You can plant additional plants to draw in other pollinators too. You can also plant flowers to attract butterflies but not bees if you’re wary of the latter.

You have tons of options!

Offer Them Sugar Water From Your Butterfly Feeder

The next best thing you can do to welcome butterflies into your yard is to offer them sugar water from a feeder. 

The recipe is simple since you only need to boil sugar and water together. The best ratio is three teaspoons (tsp) of sugar for every one cup of water. Make a few cups to fill your feeder.

You can buy or make one if you don’t have a feeder.

Offer Them Water In A Butterfly-Safe Way

In the warm, thirsty spring and summer months, butterflies may have difficulty finding viable water sources.
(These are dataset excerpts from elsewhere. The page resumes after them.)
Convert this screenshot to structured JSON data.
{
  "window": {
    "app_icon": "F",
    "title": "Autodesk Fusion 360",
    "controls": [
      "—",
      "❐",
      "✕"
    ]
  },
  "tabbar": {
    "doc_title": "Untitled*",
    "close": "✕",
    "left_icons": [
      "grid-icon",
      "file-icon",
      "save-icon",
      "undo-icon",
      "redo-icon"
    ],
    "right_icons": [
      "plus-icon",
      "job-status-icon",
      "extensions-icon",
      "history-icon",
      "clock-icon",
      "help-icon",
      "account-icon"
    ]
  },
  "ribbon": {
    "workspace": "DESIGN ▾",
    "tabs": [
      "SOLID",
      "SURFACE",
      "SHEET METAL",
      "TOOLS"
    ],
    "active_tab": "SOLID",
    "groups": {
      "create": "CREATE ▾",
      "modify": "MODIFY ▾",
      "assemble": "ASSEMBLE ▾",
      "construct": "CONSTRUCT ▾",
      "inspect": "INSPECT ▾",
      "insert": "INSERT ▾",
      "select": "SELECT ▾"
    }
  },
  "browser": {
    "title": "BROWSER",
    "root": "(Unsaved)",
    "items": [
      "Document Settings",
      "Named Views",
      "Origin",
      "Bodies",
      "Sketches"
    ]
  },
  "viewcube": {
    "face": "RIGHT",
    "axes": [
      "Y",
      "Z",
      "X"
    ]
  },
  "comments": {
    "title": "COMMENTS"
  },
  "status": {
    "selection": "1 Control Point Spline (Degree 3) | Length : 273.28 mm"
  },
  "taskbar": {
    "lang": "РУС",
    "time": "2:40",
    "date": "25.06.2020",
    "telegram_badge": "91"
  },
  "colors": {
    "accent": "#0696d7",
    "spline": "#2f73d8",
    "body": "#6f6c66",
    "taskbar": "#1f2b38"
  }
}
Butterflies can’t swim or stand on water either, meaning they avoid lakes, ponds, and other familiar water sources. 

Instead, butterflies drink from mud. This is called “puddling.” Butterflies drinking this way gives them a reliable surface to stand on.

You can always provide some mud water to encourage butterflies to hang around your yard. All you need is some sort of shallow dish, sand or soil, and water. 

Fill the dish with a few inches of sand/soil, then soak the sand thoroughly. You’ll want a water depth of just a couple of centimeters over the sand/soil. Place the mud water somewhere sunny, so the butterflies can stay warm while they drink!

Make The Butterflies A Handy Salt Lick

While butterflies get plenty of sugar from nectar, they don’t get any salt from it. Because they require this nutrient, they must obtain it from supplemental sources, like sweat, manure, or mud. You can make a salt lick if you’d like to encourage butterfly visitors. 

All you need to do is add 1-2 tablespoons (tbsp) of salt to the sand or soil when you provide them with mud water (this process is described in the above section)!

Final Advice

Butterflies are just as beautiful as they are fragile. There’s a lot to know about how to touch and attract them. So, use only a few tips at a time, and don’t get discouraged if you don’t see results immediately. Soon enough, you’ll enjoy the special bond between you and a butterfly.